« Une telle entreprise et un projet méritent des encouragements, pas des punitions », a déclaré Xiao. «Il est éthiquement discutable de louer le port lorsqu'il n'était pas rentable, puis de le récupérer une fois qu'il devient rentable.
«La Chine et l'Australie sont des partenaires stratégiques complets.

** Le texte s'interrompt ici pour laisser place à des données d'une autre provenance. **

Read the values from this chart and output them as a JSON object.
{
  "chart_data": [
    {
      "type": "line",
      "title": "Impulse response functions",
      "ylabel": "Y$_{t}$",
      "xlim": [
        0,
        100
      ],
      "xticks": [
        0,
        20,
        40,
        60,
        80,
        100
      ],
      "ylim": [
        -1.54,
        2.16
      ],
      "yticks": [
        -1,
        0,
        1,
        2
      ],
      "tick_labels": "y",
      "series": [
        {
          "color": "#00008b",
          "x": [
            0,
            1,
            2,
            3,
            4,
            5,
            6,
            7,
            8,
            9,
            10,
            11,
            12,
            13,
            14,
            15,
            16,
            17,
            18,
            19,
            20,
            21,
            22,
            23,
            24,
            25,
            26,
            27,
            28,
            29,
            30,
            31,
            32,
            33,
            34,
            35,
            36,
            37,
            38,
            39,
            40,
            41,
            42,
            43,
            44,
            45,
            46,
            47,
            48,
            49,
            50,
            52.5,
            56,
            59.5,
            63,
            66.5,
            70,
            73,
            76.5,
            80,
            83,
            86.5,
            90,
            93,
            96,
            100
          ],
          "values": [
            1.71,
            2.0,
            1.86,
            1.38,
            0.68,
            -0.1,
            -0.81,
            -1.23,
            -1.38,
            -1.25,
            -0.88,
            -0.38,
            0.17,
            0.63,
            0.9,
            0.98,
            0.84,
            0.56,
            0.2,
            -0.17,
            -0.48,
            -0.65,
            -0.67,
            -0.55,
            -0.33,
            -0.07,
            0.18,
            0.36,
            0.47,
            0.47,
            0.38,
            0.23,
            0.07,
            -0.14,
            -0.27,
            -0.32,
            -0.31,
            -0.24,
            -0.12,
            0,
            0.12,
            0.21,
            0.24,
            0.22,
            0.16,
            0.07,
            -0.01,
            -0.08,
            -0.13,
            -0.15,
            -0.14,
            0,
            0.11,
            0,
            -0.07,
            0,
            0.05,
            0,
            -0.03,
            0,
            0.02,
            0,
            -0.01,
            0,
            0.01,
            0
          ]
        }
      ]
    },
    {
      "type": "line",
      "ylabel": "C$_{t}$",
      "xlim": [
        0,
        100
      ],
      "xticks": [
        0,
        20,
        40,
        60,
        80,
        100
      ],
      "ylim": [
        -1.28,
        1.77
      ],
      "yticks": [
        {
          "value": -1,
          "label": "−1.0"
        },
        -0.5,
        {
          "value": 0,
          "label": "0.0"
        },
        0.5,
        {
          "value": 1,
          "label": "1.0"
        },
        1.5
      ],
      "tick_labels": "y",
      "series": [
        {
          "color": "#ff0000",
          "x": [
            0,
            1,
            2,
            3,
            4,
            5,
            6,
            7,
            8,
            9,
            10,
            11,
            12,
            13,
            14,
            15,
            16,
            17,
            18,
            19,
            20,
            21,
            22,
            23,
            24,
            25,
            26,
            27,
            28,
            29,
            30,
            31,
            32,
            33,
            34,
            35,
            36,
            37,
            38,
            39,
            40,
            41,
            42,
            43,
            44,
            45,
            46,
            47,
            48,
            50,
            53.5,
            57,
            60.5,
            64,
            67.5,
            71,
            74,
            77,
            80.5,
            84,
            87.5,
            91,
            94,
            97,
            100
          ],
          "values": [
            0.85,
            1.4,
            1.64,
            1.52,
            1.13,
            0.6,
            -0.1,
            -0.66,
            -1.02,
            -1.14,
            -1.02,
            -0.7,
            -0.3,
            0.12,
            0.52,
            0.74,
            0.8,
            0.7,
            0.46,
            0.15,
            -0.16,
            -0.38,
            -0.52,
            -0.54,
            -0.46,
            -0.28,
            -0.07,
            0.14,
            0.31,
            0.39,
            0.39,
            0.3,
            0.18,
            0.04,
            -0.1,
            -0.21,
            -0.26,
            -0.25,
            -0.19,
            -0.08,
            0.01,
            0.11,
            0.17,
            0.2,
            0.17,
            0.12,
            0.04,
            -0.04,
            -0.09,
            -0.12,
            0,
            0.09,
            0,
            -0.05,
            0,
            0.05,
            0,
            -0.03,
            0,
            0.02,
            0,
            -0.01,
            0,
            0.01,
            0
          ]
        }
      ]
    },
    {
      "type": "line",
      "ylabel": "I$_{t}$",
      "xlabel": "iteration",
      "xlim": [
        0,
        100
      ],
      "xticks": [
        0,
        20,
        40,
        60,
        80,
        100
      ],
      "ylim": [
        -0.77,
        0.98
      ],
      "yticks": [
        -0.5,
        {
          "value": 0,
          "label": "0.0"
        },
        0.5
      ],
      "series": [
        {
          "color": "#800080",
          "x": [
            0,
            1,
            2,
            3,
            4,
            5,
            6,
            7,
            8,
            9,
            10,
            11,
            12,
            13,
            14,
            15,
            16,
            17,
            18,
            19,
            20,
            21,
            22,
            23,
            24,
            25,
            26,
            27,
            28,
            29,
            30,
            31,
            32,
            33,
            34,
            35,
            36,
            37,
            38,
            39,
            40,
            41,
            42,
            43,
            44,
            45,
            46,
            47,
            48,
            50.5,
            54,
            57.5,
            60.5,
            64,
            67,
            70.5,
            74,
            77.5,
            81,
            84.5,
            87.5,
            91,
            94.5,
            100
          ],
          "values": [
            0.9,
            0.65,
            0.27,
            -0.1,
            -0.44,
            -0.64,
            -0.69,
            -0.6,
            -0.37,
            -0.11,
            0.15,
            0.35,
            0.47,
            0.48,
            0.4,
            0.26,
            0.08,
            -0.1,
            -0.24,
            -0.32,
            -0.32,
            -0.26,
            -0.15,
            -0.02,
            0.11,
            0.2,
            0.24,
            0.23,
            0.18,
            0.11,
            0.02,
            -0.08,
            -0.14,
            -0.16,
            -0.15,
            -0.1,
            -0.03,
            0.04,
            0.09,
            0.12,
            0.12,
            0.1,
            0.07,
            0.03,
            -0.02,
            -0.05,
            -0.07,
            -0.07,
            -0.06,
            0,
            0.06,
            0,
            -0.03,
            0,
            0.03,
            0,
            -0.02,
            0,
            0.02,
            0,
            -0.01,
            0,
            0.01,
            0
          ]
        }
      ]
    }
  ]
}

Les deux parties devraient favoriser la confiance mutuelle, car la coopération mutuellement bénéfique s'aligne sur nos intérêts communs.»
Landbridge, qui a obtenu son bail à long terme du port en 2015 pour 506 millions de dollars, a insisté sur le fait que le port n'est pas à vendre et qu'il n'a pas l'intention de mettre fin à son bail.
« Landbridge n'a pas encore reçu d'offres ou d'engagement du gouvernement à aucun niveau », a déclaré le directeur non exécutif Terry O'Connor.
«C'est comme d'habitude dans le port de Darwin, alors que nous continuons de nous concentrer sur la croissance de nos opérations.»
Le ministre de l'industrie de la défense, Pat Conroy, a apporté un ton similaire à celui d'Albanais lorsqu'on lui a demandé si le gouvernement soutiendrait la propriété américaine du port.
« Nous avons été très clairs que nous voulons voir le port entre les mains australiennes », a-t-il déclaré.
«Nous traversons maintenant le processus de rechercher toutes les options, mais notre engagement est que, à la fin du processus, le port de Darwin sera entre les mains de l'Australie.»
La revue financière australienne ont indiqué que la société de fret australienne Toll s'était associée à Cerberus sur l'offre dans une décision qui pourrait aider à soulager les inquiétudes concernant la propriété étrangère du port, même par un allié de confiance comme les États-Unis.
L'Australian Strategic Policy Institute a détaillé des liens approfondis entre Landbridge, le Parti communiste chinois et l'Armée populaire de libération, ce qui soulève des inquiétudes concernant les implications de la sécurité nationale de l'accord de location de la coalition et des députés travailliste.
Lorsqu'on lui a demandé si l'Australie pouvait rejoindre des pays tels que le Canada, le Royaume-Uni et la France pour imposer d'autres sanctions à Israël, les Albanais ont déclaré: « Non, nous suivons notre propre chemin et l'Australie détermine notre propre politique étrangère. Et nous avons été très cohérents tout au long. Et ce que les gens ne disent pas quand ils ont présenté des idées comme celle-ci, c'est ce que cela signifie. »
L'année dernière, le gouvernement a imposé des sanctions à sept colons israéliens et un groupe de colons dure connu pour avoir mis en place de nouveaux avant-postes illégaux.
Evans, qui a été ministre des Affaires étrangères de 1988 à 1996, a déclaré à cette tête de masthes que l'imposition «des sanctions financières, des interdictions de voyager et autres sur les promoteurs israéliens les plus flagrants et les auteurs de violations des droits de l'homme palestiniens» enverrait un message important à Israël.
Il a également exhorté le gouvernement à utiliser une grande conférence internationale à New York le mois prochain pour reconnaître un État palestinien.
« La reconnaissance est une politique d'ALP, et (le ministre des Affaires étrangères) Penny Wong et ses collègues n'ont lutté qu'avec le calendrier – et le moment est maintenant absolument juste », a déclaré Evans.